Yolculuk sırasında, “11 deprem ili” arasında olan Kilis’e de uğruyoruz. Kilis’in merkezinde neredeyse hiç yıkım olmadığını gözlemledim. Hasarlı bina sayısı da az. Kilis’in depremle en alakalı kısmı, özellikle Hataylıların bir kısmının deprem sonrası yakın diye burayı tercih etmesi. 30 bin kişilik bir ek nüfustan bahsediliyor. Kilis denince akla gelen bir diğer konu ise sığınmacılar. Yerli nüfusun en az 2 katı olduğu söylenen sığınmacılarla ilgili tahmini sayı öğrenmeye çalıştığımızda aldığımız yanıt durumu özetliyor: “Onu devlet bile bilmiyor.”
‘ALTIMIZ TAMAMEN GÖL’
Bir ilin ya da ilçenin depremden çok etkilendiğini, girişindeki enkaz arabalar ve moloz yığınlarından anlamak mümkün. Adıyaman ve Gölbaşı ilçesinin girişinde de böyle bir manzara karşılıyor insanı, toz duman içerisinde. Deprem sonrası yüzlerce kişiye kafesini açan kafe sahibi V.E. ile sohbet ettim. Şehrin üzerine kurulduğu zeminin sorunlarını dili getiren V.E. “Sıvılaşma diye tabir kullanıyorlar, sıvılaşma da değil, Gölbaşı’nın altı tamamen göl. Yapı malzemesinin iyi olması kurtardı biraz” dedi.

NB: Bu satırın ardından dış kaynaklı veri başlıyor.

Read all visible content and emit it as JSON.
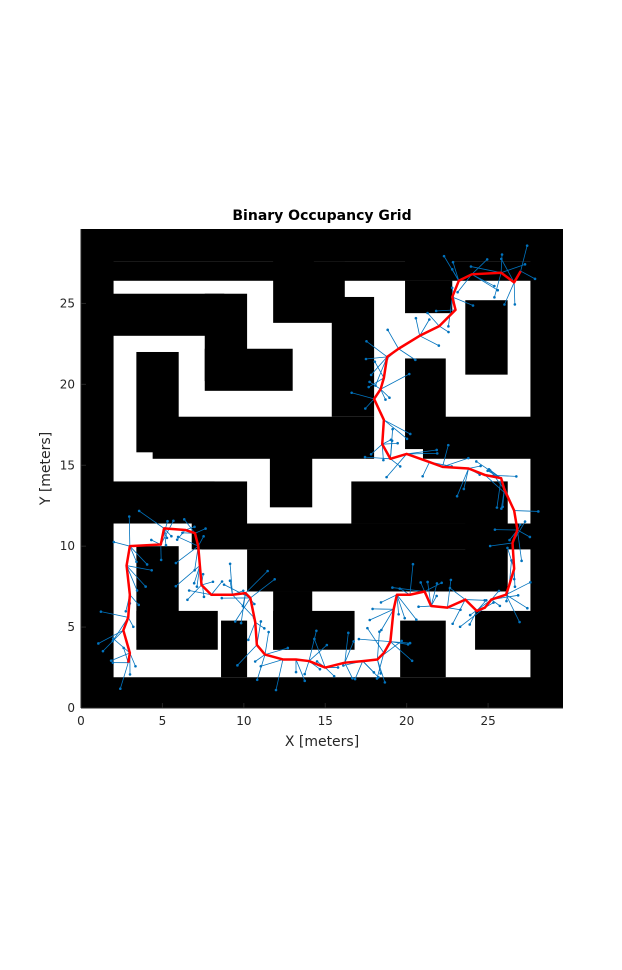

İş makinelerinin çalıştığı alandaki duruma dikkat çeken V.E. “Şu ağaçların üstüne bak” deyince yaprakları tamamen toz altında kalmış ağaçları fark ettim. Sözlerine devam eden V. E, “En büyük sorunumuz bu. Ağaçların üstü nasılsa ciğerlerimiz de öyle” diye konuştu. Bir süre sonra çalışmakta olan kepçe operatöründen bölgenin durumunu hakkında bilgi aldım.
‘ŞARTLAR ZOR’
Kepçe operatörüne yönelttiğim “Herhangi bir önlem, gıda takviyesi var mı” sorusuna ise “Hayır” cevabını aldım. “Durumun farkındayız ama yapacak bir şey yok” diyen kepçe operatörü devamında sözlerini şöyle sonlandırdı: “Deprem bölgesinde çalışmayacağım. En fazla 15 gün daha dayanırım. Şartlar zor. Yemek için bir yer gösterdiler. Ne hijyen var ne bir şey. Köpeği bağlasanız durmaz.”